The work of Paulina Kellogg Wright Davis as a women’s rights advocate, social reformer, educator, and author extended over forty years from the late 1830s to her death in 1876. Davis began her work for women’s rights, abolition, and temperance causes when she was only twenty and newly married to Francis Wright, a wealthy merchant from Utica, NY.
In the late 1830s, she met Elizabeth Cady Stanton and Ernestine Rose, with whom she joined in a petition to the New York legislature that eventually led to the passage of the Married Women’s Property Act in 1848 that gave married women control of their own personal property and real estate.
Following the death of Francis Wright in 1845, Davis was left an independent and wealthy woman. She invested her time in studying the anatomy and physiology of women and then conducted a lecture series on female physiology and anatomy, unprecedented in her time, which is said to have encouraged some of her listeners to join the first generation of women physicians.
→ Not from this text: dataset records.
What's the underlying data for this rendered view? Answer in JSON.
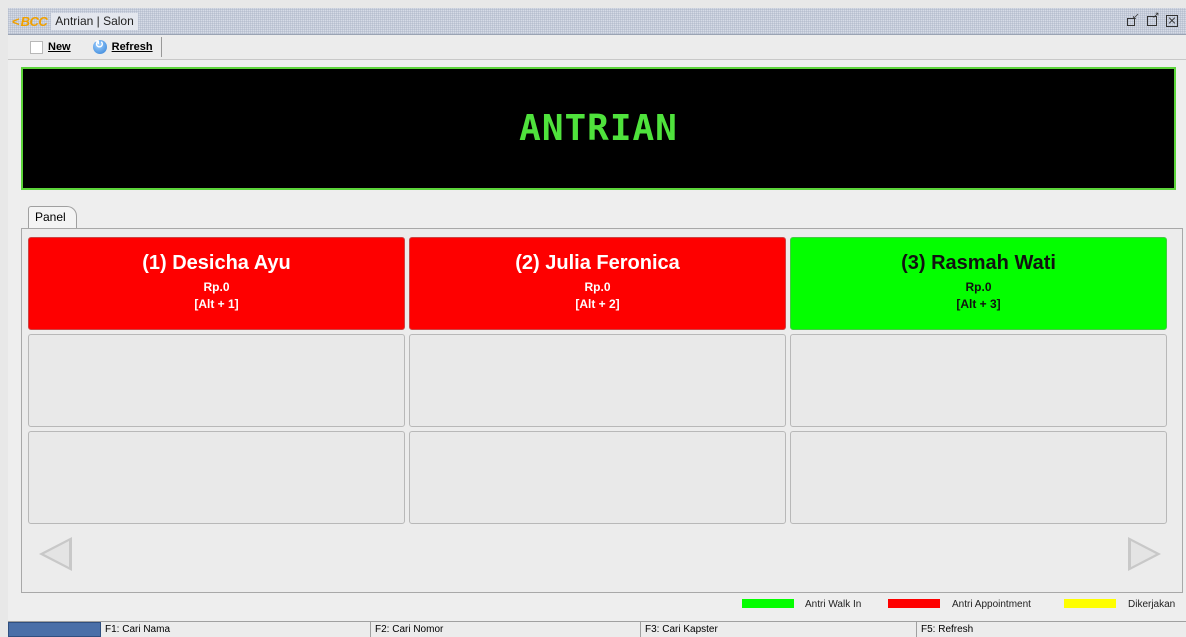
{
  "window": {
    "logo_arrow": "<",
    "logo_text": "BCC",
    "title": "Antrian | Salon"
  },
  "toolbar": {
    "new_label": "New",
    "refresh_label": "Refresh"
  },
  "banner": {
    "text": "ANTRIAN",
    "text_color": "#4fe23c",
    "background": "#000000"
  },
  "tab": {
    "label": "Panel"
  },
  "queue": [
    {
      "name": "(1) Desicha Ayu",
      "price": "Rp.0",
      "shortcut": "[Alt + 1]",
      "status_color": "#fe0000"
    },
    {
      "name": "(2) Julia Feronica",
      "price": "Rp.0",
      "shortcut": "[Alt + 2]",
      "status_color": "#fe0000"
    },
    {
      "name": "(3) Rasmah Wati",
      "price": "Rp.0",
      "shortcut": "[Alt + 3]",
      "status_color": "#04fe00"
    }
  ],
  "legend": [
    {
      "label": "Antri Walk In",
      "color": "#04fe00"
    },
    {
      "label": "Antri Appointment",
      "color": "#fe0000"
    },
    {
      "label": "Dikerjakan",
      "color": "#fefe00"
    }
  ],
  "statusbar": {
    "items": [
      "F1: Cari Nama",
      "F2: Cari Nomor",
      "F3: Cari Kapster",
      "F5: Refresh"
    ]
  }
}
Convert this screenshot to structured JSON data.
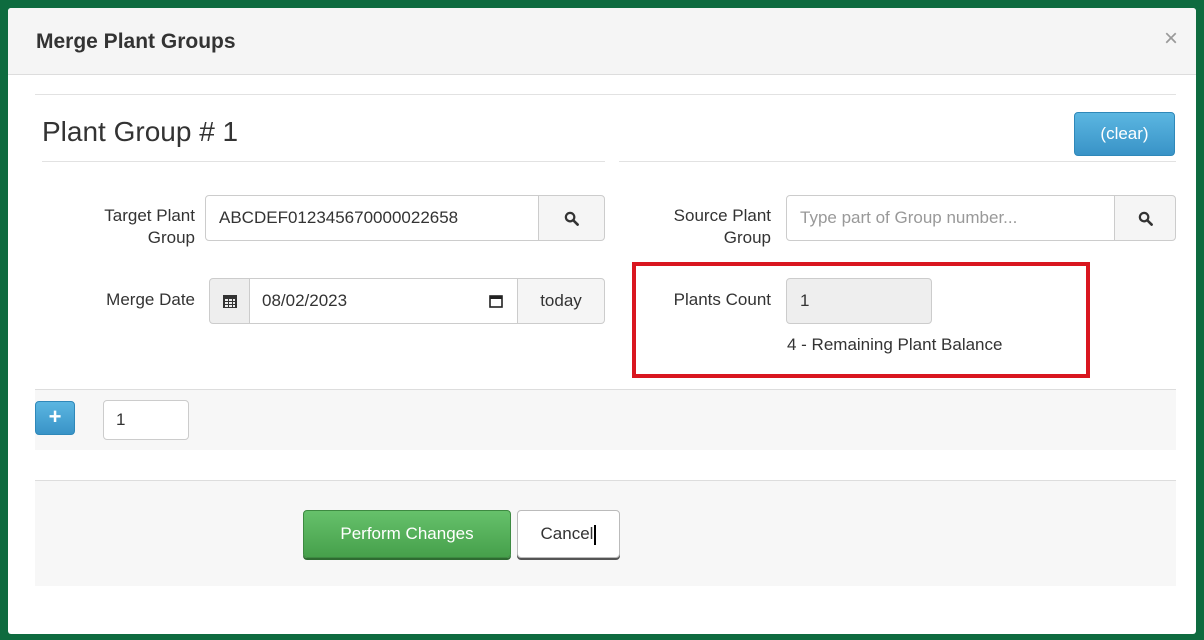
{
  "modal": {
    "title": "Merge Plant Groups",
    "close_glyph": "×"
  },
  "group": {
    "title": "Plant Group # 1",
    "clear_label": "(clear)"
  },
  "target_group": {
    "label_line1": "Target Plant",
    "label_line2": "Group",
    "value": "ABCDEF012345670000022658",
    "search_icon": "search-icon"
  },
  "source_group": {
    "label_line1": "Source Plant",
    "label_line2": "Group",
    "placeholder": "Type part of Group number...",
    "search_icon": "search-icon"
  },
  "merge_date": {
    "label": "Merge Date",
    "value": "08/02/2023",
    "calendar_icon": "calendar-icon",
    "today_label": "today"
  },
  "plants_count": {
    "label": "Plants Count",
    "value": "1",
    "help": "4 - Remaining Plant Balance"
  },
  "add_row": {
    "plus_label": "+",
    "count_value": "1"
  },
  "footer": {
    "perform_label": "Perform Changes",
    "cancel_label": "Cancel"
  },
  "colors": {
    "page_border": "#0e6b3f",
    "highlight": "#d9161f",
    "info_button": "#46a6d6",
    "success_button": "#5cb85c"
  }
}
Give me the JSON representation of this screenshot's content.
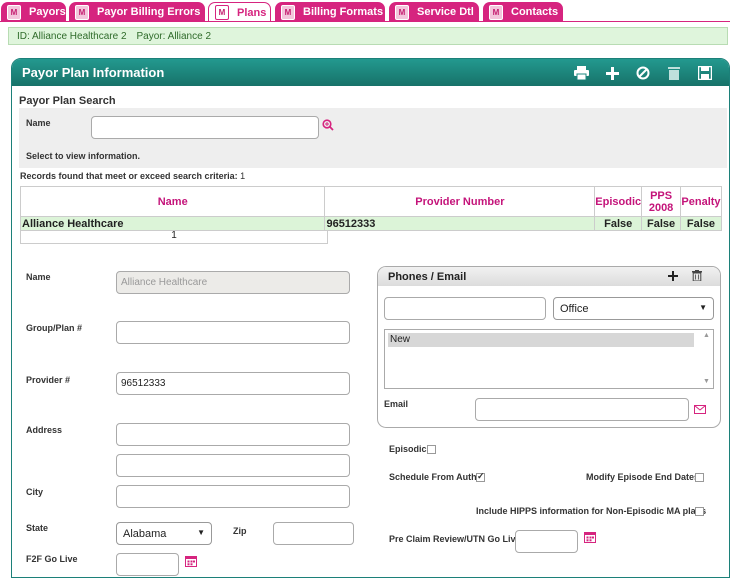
{
  "tabs": [
    "Payors",
    "Payor Billing Errors",
    "Plans",
    "Billing Formats",
    "Service Dtl",
    "Contacts"
  ],
  "active_tab": "Plans",
  "id_bar": {
    "id": "ID: Alliance Healthcare 2",
    "payor": "Payor: Alliance 2"
  },
  "panel": {
    "title": "Payor Plan Information"
  },
  "search": {
    "title": "Payor Plan Search",
    "name_label": "Name",
    "name_value": "",
    "hint": "Select to view information.",
    "records_label": "Records found that meet or exceed search criteria:",
    "records_count": "1"
  },
  "grid": {
    "headers": [
      "Name",
      "Provider Number",
      "Episodic",
      "PPS 2008",
      "Penalty"
    ],
    "rows": [
      [
        "Alliance Healthcare",
        "96512333",
        "False",
        "False",
        "False"
      ]
    ],
    "page": "1"
  },
  "form": {
    "name_label": "Name",
    "name_value": "Alliance Healthcare",
    "group_label": "Group/Plan #",
    "group_value": "",
    "provider_label": "Provider #",
    "provider_value": "96512333",
    "address_label": "Address",
    "address1": "",
    "address2": "",
    "city_label": "City",
    "city_value": "",
    "state_label": "State",
    "state_value": "Alabama",
    "zip_label": "Zip",
    "zip_value": "",
    "f2f_label": "F2F Go Live",
    "f2f_value": ""
  },
  "phones": {
    "title": "Phones / Email",
    "phone_value": "",
    "type_value": "Office",
    "list_item": "New",
    "email_label": "Email",
    "email_value": ""
  },
  "options": {
    "episodic_label": "Episodic",
    "episodic_checked": false,
    "schedule_label": "Schedule From Auth",
    "schedule_checked": true,
    "modify_label": "Modify Episode End Dates",
    "modify_checked": false,
    "hipps_label": "Include HIPPS information for Non-Episodic MA plans",
    "hipps_checked": false,
    "preclaim_label": "Pre Claim Review/UTN Go Live",
    "preclaim_value": ""
  },
  "colors": {
    "accent": "#d6247f",
    "header": "#1c8a80",
    "row": "#dcf4d8"
  }
}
In 1849 she married Thomas Davis, a Rhode Island Congressman and went with him to Washington. In 1850, she was an organizer and then served as president of the First National Women’s Rights Convention in Worcester, MA, which drew participants from nine states. She repeated this the next year at the Second National Women’s Rights Convention, again in Worcester.
From 1853 to 1855, she edited and published a distinctively women’s rights newspaper The Una, which expressed broad views of individual freedom. Post-Civil War, she helped found the New England Woman Suffrage Association. In 1871, she published A History of the National Woman’s Rights Movement.
When a split occurred in the women’s rights movement, she supported the National Woman Suffrage Association with Susan B. Anthony and Elizabeth Cady Stanton. At her funeral, Stanton and Anthony eulogized Davis and urged others to follow her lifelong example of service to women.